Hat Frau Gabalier auch eine Meinung?

Zahlreiche Kommentare auf facebook zum Sager von Andreas Gabalier „Meine Frau bleibt als Mutter zu Hause“, die das herrschende Rollenbild verteidigen und befürworten, zeigen wieder einmal überdeutlich, dass die patriarchalen Strukturen nicht kleinzukriegen sind.

Klar soll es Wahlfreiheit geben – die gibt es aber de facto nicht. Oder wenn, dann nur für eine elitäre Schicht, „die es sich leisten kann“. Allerdings hat diese Wahlfreiheit neben dem Geld-Aspekt noch einen ganz anderen, der kaum gesehen wird: wie Frauen sich finanziell bis zur Pension absichern bzw. ein eigenes Einkommen erwirtschaften, von dem sie auch leben können (falls es dann mal mit der Liebe vorbei ist).

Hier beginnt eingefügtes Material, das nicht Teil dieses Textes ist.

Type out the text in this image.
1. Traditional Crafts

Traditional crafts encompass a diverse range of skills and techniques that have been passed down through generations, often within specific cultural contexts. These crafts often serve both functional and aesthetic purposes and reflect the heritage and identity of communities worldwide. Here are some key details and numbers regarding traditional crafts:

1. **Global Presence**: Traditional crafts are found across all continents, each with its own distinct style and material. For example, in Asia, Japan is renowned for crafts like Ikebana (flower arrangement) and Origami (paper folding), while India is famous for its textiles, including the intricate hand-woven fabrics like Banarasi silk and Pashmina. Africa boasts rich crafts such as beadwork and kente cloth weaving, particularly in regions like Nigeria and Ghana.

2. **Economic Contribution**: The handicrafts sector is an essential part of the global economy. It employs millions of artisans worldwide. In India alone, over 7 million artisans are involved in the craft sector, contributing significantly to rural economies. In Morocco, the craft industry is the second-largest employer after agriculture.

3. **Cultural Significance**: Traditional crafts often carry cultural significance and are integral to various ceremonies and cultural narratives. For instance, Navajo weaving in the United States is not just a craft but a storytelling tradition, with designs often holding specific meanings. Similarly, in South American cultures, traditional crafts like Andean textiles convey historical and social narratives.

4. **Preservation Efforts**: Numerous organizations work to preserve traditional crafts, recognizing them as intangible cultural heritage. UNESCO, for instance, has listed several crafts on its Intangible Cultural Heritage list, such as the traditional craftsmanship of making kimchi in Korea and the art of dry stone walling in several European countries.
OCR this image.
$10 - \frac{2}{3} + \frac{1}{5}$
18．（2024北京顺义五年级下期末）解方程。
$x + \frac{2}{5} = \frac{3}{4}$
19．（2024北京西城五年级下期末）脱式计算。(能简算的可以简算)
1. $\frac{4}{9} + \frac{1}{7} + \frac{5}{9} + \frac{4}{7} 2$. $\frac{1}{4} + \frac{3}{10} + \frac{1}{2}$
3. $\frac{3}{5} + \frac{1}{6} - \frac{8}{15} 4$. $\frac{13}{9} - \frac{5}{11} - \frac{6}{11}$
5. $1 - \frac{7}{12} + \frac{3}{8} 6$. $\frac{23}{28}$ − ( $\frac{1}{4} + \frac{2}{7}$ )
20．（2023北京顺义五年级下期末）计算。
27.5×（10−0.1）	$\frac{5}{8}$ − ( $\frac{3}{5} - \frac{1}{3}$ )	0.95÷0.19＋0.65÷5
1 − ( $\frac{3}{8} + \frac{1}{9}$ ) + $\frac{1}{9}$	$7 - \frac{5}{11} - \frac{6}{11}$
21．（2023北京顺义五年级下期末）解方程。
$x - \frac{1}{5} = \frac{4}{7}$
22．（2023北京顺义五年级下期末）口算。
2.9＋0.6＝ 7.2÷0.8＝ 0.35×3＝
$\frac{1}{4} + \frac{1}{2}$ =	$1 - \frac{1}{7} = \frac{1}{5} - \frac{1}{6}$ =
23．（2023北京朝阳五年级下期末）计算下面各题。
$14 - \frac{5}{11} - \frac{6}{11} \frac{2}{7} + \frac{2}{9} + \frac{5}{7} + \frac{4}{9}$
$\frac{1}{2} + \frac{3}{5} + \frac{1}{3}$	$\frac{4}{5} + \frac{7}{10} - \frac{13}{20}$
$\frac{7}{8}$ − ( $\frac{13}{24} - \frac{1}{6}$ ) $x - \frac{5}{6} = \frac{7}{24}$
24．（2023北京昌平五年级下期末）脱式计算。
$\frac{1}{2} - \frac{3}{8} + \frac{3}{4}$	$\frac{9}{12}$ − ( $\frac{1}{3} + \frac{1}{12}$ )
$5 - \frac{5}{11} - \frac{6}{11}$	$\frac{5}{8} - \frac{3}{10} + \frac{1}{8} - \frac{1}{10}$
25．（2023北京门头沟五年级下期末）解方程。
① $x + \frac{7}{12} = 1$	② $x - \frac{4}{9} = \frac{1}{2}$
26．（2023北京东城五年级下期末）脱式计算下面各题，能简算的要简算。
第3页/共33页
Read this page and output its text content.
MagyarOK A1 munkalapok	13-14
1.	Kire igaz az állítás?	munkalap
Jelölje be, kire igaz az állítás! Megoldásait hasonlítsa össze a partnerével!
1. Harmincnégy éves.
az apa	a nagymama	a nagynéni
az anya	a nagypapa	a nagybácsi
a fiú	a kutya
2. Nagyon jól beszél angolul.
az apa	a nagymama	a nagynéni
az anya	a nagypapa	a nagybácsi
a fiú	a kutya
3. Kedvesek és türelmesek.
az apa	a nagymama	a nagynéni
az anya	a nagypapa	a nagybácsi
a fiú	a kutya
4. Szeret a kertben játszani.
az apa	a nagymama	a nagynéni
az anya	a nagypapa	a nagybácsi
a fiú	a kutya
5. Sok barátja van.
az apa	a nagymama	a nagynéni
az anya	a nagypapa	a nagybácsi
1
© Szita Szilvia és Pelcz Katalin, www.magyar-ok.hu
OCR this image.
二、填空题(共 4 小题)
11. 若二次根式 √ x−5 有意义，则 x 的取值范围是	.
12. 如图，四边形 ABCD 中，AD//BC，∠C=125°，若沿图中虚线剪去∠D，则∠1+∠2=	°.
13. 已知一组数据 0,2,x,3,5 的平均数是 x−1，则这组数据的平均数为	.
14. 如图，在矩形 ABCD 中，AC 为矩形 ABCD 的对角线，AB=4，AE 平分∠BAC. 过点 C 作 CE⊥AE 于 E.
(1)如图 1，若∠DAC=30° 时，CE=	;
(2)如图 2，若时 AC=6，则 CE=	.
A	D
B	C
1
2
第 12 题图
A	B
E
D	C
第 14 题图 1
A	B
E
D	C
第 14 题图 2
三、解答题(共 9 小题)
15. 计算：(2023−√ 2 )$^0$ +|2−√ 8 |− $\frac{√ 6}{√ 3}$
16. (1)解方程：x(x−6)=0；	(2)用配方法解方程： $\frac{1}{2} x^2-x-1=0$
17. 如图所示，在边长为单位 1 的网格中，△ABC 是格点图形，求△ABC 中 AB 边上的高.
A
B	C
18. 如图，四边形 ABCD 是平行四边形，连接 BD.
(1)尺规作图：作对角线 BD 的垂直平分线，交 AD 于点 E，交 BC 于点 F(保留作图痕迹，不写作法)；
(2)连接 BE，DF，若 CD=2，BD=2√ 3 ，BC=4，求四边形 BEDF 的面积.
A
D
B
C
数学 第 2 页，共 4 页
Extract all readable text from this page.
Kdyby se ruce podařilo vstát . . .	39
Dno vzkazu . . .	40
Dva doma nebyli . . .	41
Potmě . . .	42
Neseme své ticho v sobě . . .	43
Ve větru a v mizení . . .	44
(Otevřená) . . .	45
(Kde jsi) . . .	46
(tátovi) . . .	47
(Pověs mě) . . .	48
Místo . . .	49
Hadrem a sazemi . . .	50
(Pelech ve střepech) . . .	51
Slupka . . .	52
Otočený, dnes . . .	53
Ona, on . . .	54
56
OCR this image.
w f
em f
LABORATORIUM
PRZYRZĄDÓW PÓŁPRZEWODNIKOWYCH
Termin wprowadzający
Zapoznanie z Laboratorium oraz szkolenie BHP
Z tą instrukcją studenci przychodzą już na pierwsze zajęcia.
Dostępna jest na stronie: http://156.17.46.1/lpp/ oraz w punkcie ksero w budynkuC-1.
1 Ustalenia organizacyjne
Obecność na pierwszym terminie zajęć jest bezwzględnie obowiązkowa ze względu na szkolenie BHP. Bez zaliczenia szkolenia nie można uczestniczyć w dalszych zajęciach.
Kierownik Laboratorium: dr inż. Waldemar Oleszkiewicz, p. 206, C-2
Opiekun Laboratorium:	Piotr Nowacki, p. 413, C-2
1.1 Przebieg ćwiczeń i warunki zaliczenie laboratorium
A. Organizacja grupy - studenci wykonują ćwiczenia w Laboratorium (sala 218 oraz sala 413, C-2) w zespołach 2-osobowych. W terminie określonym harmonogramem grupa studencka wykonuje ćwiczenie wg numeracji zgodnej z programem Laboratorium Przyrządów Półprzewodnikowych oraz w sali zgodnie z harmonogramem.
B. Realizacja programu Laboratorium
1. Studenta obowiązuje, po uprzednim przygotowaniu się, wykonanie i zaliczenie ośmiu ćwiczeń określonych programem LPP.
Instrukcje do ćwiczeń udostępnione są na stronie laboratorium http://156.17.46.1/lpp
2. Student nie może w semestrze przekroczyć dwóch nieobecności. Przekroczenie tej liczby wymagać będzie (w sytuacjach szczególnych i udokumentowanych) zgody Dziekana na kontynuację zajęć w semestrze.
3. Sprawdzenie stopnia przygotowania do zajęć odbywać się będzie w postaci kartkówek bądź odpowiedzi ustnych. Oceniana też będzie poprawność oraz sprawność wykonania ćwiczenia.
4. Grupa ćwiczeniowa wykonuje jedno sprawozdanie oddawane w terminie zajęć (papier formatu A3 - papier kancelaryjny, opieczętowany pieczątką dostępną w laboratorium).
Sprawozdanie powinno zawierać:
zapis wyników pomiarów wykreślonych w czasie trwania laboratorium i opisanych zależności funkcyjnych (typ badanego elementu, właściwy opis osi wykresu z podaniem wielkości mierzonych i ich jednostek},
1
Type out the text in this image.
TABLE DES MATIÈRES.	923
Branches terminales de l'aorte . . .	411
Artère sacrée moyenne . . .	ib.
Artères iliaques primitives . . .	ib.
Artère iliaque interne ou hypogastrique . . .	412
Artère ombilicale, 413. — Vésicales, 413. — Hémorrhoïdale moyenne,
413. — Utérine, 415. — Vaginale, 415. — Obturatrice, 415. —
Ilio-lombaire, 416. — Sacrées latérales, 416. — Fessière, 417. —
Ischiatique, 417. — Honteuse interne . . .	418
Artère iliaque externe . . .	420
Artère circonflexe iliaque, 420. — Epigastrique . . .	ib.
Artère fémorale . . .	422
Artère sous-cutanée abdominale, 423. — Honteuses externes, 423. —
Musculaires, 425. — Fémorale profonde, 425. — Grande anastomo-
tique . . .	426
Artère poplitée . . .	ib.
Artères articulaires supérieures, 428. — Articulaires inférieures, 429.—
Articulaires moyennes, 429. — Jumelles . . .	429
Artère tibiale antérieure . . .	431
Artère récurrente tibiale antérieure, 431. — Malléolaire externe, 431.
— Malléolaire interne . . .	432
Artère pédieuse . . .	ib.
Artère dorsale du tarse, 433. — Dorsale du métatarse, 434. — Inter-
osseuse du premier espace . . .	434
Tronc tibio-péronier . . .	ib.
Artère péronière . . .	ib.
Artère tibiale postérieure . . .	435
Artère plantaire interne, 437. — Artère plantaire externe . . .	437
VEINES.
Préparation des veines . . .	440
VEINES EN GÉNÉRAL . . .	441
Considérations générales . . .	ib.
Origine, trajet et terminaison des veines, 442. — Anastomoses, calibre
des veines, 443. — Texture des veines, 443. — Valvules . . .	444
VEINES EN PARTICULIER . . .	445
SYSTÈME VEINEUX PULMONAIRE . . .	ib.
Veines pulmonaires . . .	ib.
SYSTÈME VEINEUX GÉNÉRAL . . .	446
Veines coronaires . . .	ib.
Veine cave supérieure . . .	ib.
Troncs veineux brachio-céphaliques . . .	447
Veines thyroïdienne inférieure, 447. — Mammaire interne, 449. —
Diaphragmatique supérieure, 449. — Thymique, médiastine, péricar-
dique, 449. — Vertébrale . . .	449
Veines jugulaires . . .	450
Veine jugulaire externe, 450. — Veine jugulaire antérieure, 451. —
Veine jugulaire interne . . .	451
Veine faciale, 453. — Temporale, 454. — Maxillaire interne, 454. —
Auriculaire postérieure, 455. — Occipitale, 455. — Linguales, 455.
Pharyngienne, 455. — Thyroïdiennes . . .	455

Denn vielfach ist es doch so, dass Frauen von ihren Ehemännern ausgestauscht werden. Gegen jüngere Frauen nämlich. Und all jene, die ihren Männern „den Rücken freigehalten und sich um das Haushaltsmanagement und die Kinder gekümmert haben“ fallen in ein tiefes Loch. Ohne Arbeit, ohne Geld, ihre Perspektive: Abhängigkeit vom Gutdünken des Ex-Mannes und Altersarmut. Verklärte romantische Wunschbilder tragen also nicht dazu bei, dass gesellschaftspolitisch endlich die längst fällige Veränderung erfolgt.

Was uns zum Feminismus führt; der kommt nämlich allen zugute: Frauen wie Männern. Männern schadet es nicht, wenn sie Feministen sind und daran glauben, dass Frauen und Männer gleich viel wert sind und gleich viel zu sagen haben. Davon profitieren laut Weltbank die Gesellschaft, die Wirtschaft und die Politik.